The mid-to-late 1980s were prime years for James Woods, who graduated from character actor to leading man before retreating back to mostly supporting roles. In films like Videodrome, Salvador, The Boost, and True Believer, Woods’ moment-to-moment volatility was a prime attraction even when the scripts got dodgy, and he had enough greasy charisma to carry the stretches between his verbal eruptions. The streak ended when Woods’ act became shtick in 1991’s The Hard Way, a still-pleasing buddy-cop vehicle with Michael J. Fox, but it was exciting to see him bring a foul, sadistic, gleefully profane edge to movies like 1987’s Best Seller, which wouldn’t amount to much without him. At his best, Woods is the rare case of a performer being so dominant a voice that he can claim authorship as much as the filmmakers—he’s an acteur.

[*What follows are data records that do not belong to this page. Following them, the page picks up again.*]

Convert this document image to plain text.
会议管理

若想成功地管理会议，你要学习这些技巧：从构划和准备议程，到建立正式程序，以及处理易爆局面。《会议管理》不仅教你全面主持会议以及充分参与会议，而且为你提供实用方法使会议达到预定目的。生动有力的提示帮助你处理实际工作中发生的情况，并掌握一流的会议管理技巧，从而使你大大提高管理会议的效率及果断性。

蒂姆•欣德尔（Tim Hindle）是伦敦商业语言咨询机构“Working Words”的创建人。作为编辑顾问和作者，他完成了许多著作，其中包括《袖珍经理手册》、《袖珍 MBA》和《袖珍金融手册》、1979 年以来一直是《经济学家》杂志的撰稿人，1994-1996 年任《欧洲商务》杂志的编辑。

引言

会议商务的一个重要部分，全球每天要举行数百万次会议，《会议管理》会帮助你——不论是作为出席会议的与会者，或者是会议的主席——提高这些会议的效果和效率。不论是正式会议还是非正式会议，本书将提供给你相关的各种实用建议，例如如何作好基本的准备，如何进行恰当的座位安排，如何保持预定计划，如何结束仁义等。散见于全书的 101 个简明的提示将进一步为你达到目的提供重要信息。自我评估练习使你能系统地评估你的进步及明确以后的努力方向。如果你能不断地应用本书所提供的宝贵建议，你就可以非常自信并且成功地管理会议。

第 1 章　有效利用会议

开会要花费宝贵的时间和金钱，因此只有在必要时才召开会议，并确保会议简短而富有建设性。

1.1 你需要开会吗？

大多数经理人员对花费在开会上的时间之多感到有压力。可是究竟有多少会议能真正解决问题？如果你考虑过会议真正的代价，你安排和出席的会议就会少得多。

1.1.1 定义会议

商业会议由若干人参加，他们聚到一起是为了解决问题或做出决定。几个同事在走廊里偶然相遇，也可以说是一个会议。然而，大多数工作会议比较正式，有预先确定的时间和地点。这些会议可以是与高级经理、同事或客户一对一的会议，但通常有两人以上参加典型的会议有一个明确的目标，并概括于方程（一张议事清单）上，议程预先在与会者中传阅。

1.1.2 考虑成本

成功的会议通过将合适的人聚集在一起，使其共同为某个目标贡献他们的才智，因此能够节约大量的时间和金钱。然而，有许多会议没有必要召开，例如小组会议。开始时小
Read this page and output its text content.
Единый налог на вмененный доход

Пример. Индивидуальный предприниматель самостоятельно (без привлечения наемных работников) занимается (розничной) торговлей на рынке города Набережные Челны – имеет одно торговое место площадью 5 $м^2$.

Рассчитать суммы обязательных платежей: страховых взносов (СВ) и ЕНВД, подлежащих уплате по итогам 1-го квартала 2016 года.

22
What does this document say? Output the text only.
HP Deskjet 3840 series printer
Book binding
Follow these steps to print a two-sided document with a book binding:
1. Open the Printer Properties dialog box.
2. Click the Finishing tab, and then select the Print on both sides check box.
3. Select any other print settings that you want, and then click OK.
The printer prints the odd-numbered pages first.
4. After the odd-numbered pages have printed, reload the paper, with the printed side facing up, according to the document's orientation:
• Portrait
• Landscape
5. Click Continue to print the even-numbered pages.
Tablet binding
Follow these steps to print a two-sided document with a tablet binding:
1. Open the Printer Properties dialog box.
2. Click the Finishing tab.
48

And authorship is not an easy thing to take away from Larry Cohen (Q: The Winged Serpent, It’s Alive), the B-movie maestro who scripted Best Seller around another in a career full of hooky, often under-realized high concepts. Plainly inspired to some degree by Joseph Wambaugh, an author who turned his police work into popular fiction, Best Seller chronicles the edgy relationship between a veteran detective/author and a former hit man who wants to be the subject of his next book. Brian Dennehy plays the detective, Dennis Meechum, a widower dealing with writer’s block and an impatient publisher; Woods plays Cleve, a former assassin who thinks he has a can’t-miss story. Cleve claims to have worked as a hit man for Kappa International, a corporation founded by his estranged partner-in-crime (Paul Shenar), and he jets Meechum around to prove his stories are true. But the men share a past that complicates their already-tenuous relationship.
Director John Flynn, a genre specialist who had previously made the cult favorite Rolling Thunder and went on to do less-stellar vehicles for Sylvester Stallone (Lock Up) and Steven Seagal (Out For Justice), reportedly did a heavy rewrite of Cohen’s script, which was originally called Hard Cover. But in order for Best Seller to move forward, Flynn asks the audience to believe that Meechum is willing to set aside a great deal of skepticism about Cleve’s motives, and he winds up looking like a dupe. Dennehy is a reliably great character actor—and seems to have been neither young nor old in his entire career—but Best Seller is a typical case of Woods sucking up all the oxygen in the room. He plays Cleve as an smirking braggart who nonetheless has a sly, winning quality; in one scene, he proves such a smooth talker that he’s able to convince Meechum to sit back down with him moments after provoking him into a fistfight. That’s the Woods touch: He’s the scorpion to Dennehy’s frog in Best Seller, only he has the ability to ingratiate himself even after stinging someone. The effect bleeds over to the film itself, a riveting letdown that makes Dennehys of us all.
Special features
Just the trailer. R.I.P. Orion Pictures.